4 is, for example, a 16-bit bank setting instruction 416, and corresponds to the row 202 in FIG. For example, like a normal instruction, it includes a 4-bit bank setting instruction opcode and two 6-bit bank identifier operands each. Based on the bank setting instruction 406, a bank designation instruction is issued by the instruction decoder.
The setting of the instruction length of the bank setting instruction and the bank setting modification instruction as described above is particularly suitable when the operations that do not require the bank specifying instruction occupy the majority. In other words, when a bank designation instruction is issued, the instruction length is increased to 2 words, etc., and usually a short instruction such as 1 word (16 bits) is executed, except when register banks need to be switched. The instruction length can be shortened. As a result, it is possible to handle a large number of registers while enabling the program code to be shortened and the area of the processor to be reduced.
Note that there is no particular limitation as to what bank allocation is performed when any instruction is executed before the bank setting instruction explicitly appears. Do not accept such instructions because the bank is indefinite, assign all banks 0 using default bank assignment, process in parallel for all banks, destination It is possible to assign operands and source operands separately.

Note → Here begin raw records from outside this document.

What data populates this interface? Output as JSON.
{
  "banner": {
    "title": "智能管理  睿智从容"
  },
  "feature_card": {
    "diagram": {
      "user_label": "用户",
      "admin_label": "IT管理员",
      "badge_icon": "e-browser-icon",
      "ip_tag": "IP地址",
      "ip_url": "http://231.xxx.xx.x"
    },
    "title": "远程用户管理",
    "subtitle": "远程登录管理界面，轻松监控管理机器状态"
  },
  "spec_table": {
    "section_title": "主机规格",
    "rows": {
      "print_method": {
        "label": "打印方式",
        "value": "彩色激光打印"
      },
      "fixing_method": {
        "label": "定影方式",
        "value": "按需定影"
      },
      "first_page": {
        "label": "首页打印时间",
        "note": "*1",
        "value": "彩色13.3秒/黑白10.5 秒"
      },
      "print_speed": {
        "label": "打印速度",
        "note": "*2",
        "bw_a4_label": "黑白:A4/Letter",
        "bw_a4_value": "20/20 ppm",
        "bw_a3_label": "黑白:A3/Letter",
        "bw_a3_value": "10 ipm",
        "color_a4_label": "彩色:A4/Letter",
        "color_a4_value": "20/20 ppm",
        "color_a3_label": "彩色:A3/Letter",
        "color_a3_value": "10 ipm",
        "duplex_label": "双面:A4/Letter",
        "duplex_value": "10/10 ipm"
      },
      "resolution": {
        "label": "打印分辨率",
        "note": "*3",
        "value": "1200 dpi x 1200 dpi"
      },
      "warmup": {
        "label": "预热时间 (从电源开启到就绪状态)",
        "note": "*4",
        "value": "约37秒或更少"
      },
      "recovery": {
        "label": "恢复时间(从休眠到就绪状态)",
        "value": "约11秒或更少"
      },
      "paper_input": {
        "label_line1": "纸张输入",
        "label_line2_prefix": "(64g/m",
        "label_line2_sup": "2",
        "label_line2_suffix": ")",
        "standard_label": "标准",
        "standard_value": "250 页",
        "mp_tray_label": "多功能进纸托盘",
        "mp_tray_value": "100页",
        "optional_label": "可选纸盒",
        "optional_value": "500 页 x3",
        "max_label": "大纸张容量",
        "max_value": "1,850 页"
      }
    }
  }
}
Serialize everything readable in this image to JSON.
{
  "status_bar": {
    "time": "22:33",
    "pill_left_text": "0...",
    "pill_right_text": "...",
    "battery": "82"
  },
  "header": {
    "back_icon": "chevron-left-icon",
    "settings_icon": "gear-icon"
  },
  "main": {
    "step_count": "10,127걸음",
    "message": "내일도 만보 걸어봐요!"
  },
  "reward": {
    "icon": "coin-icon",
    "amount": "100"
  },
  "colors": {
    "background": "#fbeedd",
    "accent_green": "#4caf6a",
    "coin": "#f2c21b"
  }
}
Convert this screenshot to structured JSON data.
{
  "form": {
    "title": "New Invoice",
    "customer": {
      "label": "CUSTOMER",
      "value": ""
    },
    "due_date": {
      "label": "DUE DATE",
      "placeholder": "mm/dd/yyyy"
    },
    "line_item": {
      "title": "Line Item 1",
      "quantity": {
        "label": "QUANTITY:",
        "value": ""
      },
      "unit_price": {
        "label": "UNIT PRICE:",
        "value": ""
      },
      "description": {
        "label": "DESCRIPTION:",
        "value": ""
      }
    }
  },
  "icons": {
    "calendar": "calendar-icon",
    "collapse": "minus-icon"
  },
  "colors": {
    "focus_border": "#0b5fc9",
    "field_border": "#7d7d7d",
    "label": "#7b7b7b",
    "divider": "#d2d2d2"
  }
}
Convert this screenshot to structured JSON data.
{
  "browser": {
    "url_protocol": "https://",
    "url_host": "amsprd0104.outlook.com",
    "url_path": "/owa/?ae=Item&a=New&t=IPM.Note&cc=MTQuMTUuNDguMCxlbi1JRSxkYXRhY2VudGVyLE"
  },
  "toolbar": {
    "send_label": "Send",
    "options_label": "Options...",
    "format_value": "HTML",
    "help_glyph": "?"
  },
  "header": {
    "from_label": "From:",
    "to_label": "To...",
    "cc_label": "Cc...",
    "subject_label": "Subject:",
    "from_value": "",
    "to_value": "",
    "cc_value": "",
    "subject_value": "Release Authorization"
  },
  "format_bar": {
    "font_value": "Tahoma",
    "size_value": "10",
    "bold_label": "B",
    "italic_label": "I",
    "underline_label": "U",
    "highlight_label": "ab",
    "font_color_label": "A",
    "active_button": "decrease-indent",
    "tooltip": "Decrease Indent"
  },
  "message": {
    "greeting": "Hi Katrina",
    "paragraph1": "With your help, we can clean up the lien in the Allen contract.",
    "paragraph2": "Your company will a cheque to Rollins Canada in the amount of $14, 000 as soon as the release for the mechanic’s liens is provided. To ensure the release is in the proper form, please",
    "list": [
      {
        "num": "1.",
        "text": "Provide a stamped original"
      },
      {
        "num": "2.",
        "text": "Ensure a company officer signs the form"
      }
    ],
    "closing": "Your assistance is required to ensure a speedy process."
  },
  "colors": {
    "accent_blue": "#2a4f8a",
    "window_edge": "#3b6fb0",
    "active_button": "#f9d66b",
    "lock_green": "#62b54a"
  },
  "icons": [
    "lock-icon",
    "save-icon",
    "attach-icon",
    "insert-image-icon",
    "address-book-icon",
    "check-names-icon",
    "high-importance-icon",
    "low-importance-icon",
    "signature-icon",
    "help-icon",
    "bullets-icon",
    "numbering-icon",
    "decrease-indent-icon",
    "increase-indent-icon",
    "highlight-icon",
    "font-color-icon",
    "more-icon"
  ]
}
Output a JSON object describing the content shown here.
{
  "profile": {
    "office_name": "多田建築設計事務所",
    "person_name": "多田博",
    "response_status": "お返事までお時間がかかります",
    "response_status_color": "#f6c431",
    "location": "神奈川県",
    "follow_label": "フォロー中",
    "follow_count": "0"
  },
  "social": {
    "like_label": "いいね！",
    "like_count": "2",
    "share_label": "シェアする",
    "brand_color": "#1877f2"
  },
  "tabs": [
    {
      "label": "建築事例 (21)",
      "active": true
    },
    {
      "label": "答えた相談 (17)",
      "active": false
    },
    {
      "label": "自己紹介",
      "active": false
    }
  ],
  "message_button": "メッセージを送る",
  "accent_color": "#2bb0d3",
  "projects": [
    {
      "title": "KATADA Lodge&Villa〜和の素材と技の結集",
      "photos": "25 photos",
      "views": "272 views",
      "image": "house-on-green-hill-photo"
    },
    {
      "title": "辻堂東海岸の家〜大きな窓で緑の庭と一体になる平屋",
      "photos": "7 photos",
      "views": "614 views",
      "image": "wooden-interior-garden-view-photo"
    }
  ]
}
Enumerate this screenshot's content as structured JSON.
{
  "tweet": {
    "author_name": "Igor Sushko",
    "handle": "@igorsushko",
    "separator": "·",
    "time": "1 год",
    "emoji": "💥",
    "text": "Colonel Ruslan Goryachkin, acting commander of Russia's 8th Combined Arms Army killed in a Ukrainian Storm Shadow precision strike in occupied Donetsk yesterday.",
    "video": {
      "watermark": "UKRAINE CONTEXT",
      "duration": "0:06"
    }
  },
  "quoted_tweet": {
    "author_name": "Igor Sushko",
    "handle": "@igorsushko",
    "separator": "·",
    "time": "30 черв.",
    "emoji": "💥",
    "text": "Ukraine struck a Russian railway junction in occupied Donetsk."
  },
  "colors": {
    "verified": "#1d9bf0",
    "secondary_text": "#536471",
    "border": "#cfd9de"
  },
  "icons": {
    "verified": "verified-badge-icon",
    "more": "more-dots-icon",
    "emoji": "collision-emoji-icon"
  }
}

The present invention is not limited to the above-described one word and two word instructions. For example, the maximum instruction length can be 3 words. In this case, the second word can be a bank setting prefix and the third word can be a normal instruction, but the first word can be another prefix. As this prefix, for example, a conditional execution prefix can be used. This conditional execution prefix is a prefix that can switch whether or not to execute a subsequent instruction according to a determination condition without accompanying a branch instruction. With this prefix alone, branch instructions can be reduced and stalls associated with branch instructions during parallel processing can be avoided. In addition, when the conditional execution prefix and the register bank designation instruction of the present invention are used in combination, a program that can be processed in parallel with almost no stall can be written, so the processing speed is high while suppressing the instruction length. A processor can be realized. When the maximum instruction length is 2 words or 3 words and the last word is a register setting prefix, it is recognized as a general illegal instruction and is not processed.
As described above, according to the present invention, it is possible to handle a large number of registers by assigning a longer instruction length only to an instruction related to a register designation instruction while keeping the instruction length of the entire program short.
[Processor configuration example]
5 to 8 show a configuration example 101 of a processor that implements the architecture of the present invention for each part of a functional block level configuration diagram. FIG. 5 shows an instruction fetch stage, FIG. 6 shows an instruction decode stage and an instruction execution stage, and FIG. 7 shows a write back stage and a memory access stage included therein.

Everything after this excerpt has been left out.